O Pan acabou.
No fim, a única discussão que ele conseguiu gerar foi sobre os direitos de transmissão, com a Record claramente querendo mais atacar a Globo do que aprender com os erros e melhorar para coberturas esportivas futuras.
E eu nem acho que a cobertura da Record foi pior ou melhor do que teria sido a da Globo. Como sempre, quem transmite quer engrandecer o produto, seja com apresentadores comemorando o primeiro ponto do primeiro set do vôlei como uma medalha de ouro, seja com comentaristas torcedores, que mais torcem do que comentam, principalmente quando amigos estão disputando as provas.
E aconteceu exatamente isso na Record, e acontece exatamente isso na Globo.
Agora, deixando a guerra das emissoras de lado, o Pan mostrou como o crescimento esportivo brasileiro é ZERO.
Na verdade tivemos um decréscimo de medalhas de ouro se comparado com o último Pan, no Rio. E se você acha que isso ocorreu porque no último éramos sede, talvez considere que esse é, então, o Pan com maior número de medalhas de ouro brasileiro, pois nunca ganhamos tantos ouros fora de casa.
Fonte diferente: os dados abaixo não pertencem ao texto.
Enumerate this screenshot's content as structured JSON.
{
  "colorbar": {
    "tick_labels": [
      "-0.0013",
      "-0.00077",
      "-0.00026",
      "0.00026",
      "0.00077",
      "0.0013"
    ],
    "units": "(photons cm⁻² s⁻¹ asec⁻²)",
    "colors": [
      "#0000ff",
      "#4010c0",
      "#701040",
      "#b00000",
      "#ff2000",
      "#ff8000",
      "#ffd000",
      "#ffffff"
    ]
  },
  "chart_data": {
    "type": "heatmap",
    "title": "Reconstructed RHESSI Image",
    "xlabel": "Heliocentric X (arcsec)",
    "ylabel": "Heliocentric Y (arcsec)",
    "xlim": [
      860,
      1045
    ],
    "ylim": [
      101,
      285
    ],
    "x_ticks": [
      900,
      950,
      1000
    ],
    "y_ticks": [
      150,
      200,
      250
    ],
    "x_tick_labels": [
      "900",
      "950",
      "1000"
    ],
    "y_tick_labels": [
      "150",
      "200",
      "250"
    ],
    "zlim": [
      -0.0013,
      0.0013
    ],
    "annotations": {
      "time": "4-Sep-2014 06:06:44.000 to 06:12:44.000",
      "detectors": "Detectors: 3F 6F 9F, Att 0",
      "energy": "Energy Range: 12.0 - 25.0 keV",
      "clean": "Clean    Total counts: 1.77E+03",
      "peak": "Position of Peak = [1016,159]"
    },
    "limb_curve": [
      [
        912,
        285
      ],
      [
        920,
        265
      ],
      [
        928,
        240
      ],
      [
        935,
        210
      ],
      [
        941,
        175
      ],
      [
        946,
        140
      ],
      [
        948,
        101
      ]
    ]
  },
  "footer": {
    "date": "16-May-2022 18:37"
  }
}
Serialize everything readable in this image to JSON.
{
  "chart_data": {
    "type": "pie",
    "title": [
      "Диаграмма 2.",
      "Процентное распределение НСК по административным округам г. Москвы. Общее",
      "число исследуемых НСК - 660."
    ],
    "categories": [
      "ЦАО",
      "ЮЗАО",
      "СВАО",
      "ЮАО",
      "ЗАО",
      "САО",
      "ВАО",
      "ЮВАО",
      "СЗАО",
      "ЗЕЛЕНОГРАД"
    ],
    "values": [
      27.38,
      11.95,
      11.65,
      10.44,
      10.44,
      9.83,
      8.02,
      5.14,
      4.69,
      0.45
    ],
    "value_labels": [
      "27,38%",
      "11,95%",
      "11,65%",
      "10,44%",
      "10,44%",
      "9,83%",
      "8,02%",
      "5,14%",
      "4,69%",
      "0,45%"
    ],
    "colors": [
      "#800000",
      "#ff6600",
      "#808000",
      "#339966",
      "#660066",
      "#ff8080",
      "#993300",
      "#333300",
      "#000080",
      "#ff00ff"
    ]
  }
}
Mas o que isso realmente demonstra? Nada!!!
O que conta é que mais uma vez ficamos atrás de Cuba, uma ilha com sérias dificuldades financeiras, mas que sempre, seja em Panamericanos ou Olimpíadas, está a frente do Brasil no quadro de medalhas.
Outro fator importante é que as medalhas sempre vem com os mesmos campeões. Cielo, Pereira, Hipólito, Maggi, vôlei, vela, judô, etc. O Brasil não tem política pública esportiva, nem como atividade lúdica, muito menos para o esporte de alto rendimento. E por isso não revelamos atletas olímpicos como revelamos jogadores de futebol.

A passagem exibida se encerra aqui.